© JUNGE FREIHEIT Verlag GmbH & Co. www.jungefreiheit.de 31-32/16 / 29. Juli / 05. August 2016

Amoklauf von München
Zeit für die richtigen Fragen
Birgit Kelle

Die Hilflosigkeit angesichts von Amokläufen wie in München wird nun erwartungsgemäß mit politischem Aktionismus bekämpft statt mit echter Ursachenforschung. Ali David Sonboly hat „Ballerspiele“ am Computer gespielt? – Dann laßt sie uns verbieten! Ali David hatte eine Waffe? – Her mit den verschärften Waffengesetzen! Gerne wird beiseite geschoben, daß Millionen Jugendliche diese Spiele spielen, ohne anschließend Menschen zu ermorden. Daß er seine Waffe illegal kaufte, irgendwelche strengeren Gesetze zum legalen Waffenerwerb hier also rein gar nichts verhindert hätten. Auch Zensur im Internet nicht, wenn jemand im sogenannten Darknet surft. 

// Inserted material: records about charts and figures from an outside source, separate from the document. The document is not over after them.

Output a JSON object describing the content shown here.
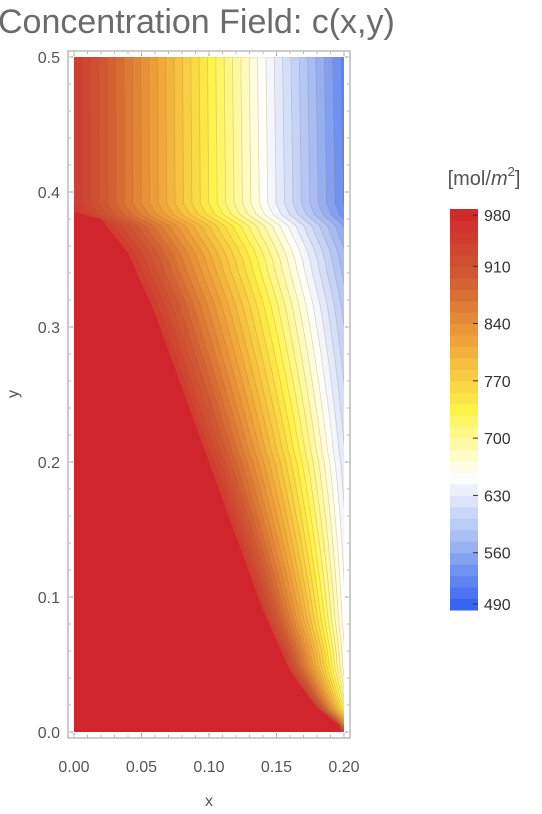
{
  "chart_data": {
    "type": "heatmap",
    "title": "Concentration Field: c(x,y)",
    "xlabel": "x",
    "ylabel": "y",
    "xlim": [
      0,
      0.2
    ],
    "ylim": [
      0,
      0.5
    ],
    "x_ticks": [
      "0.00",
      "0.05",
      "0.10",
      "0.15",
      "0.20"
    ],
    "x_tick_values": [
      0,
      0.05,
      0.1,
      0.15,
      0.2
    ],
    "y_ticks": [
      "0.0",
      "0.1",
      "0.2",
      "0.3",
      "0.4",
      "0.5"
    ],
    "y_tick_values": [
      0,
      0.1,
      0.2,
      0.3,
      0.4,
      0.5
    ],
    "colorbar": {
      "unit_prefix": "[mol/",
      "unit_var": "m",
      "unit_exp": "2",
      "unit_suffix": "]",
      "min": 490,
      "max": 980,
      "ticks": [
        "490",
        "560",
        "630",
        "700",
        "770",
        "840",
        "910",
        "980"
      ],
      "tick_values": [
        490,
        560,
        630,
        700,
        770,
        840,
        910,
        980
      ],
      "colors": [
        "#2f5cf0",
        "#9fb6f2",
        "#ffffff",
        "#fff34a",
        "#f0a53a",
        "#d05a32",
        "#d1252d"
      ]
    },
    "saturated_region": {
      "value": 980,
      "boundary_x": [
        0.0,
        0.02,
        0.04,
        0.06,
        0.08,
        0.1,
        0.12,
        0.14,
        0.16,
        0.18,
        0.197
      ],
      "boundary_y": [
        0.385,
        0.38,
        0.355,
        0.31,
        0.255,
        0.2,
        0.145,
        0.09,
        0.045,
        0.018,
        0.005
      ]
    },
    "contour_count": 35
  }
}
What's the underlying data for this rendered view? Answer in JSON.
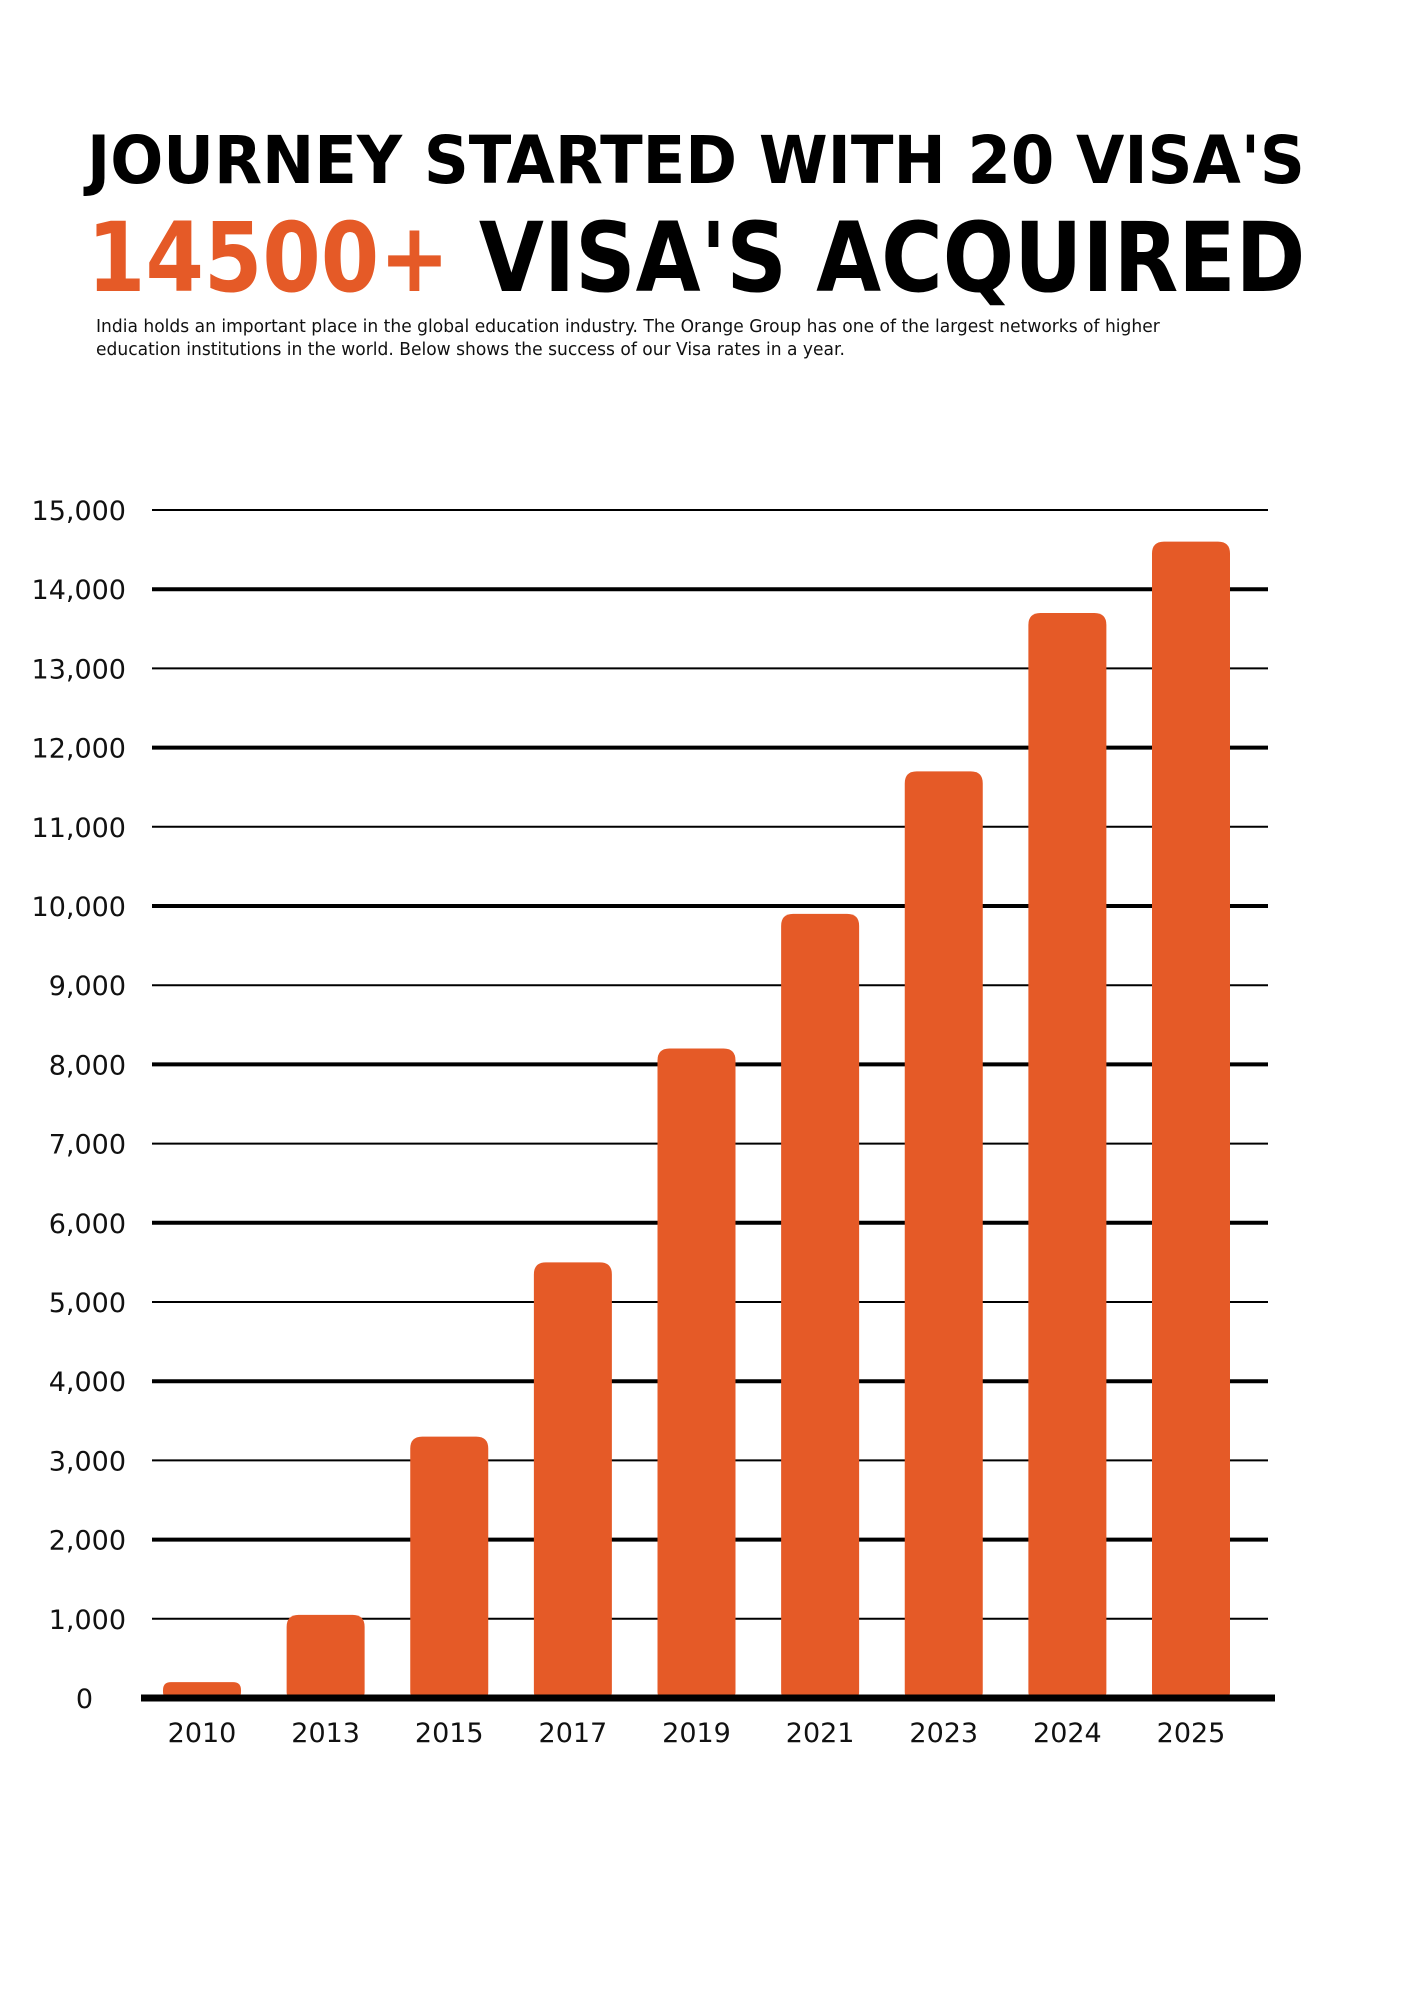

Bevor also wieder Millionen Menschen wegen München mit neuen Gesetzen gegängelt werden, gäbe es erst mal ganz andere Fragen, die es sich zu stellen lohnt. Denn ein Jahr lang plante Ali David an dieser Tat. Wir wissen, daß er seine Freizeit online verbracht hat, daß er Mitschülern mit dem Tod gedroht hat, daß in seinem Zimmer Literatur zu Amokläufen lag. Und das hat niemanden gestört oder beunruhigt?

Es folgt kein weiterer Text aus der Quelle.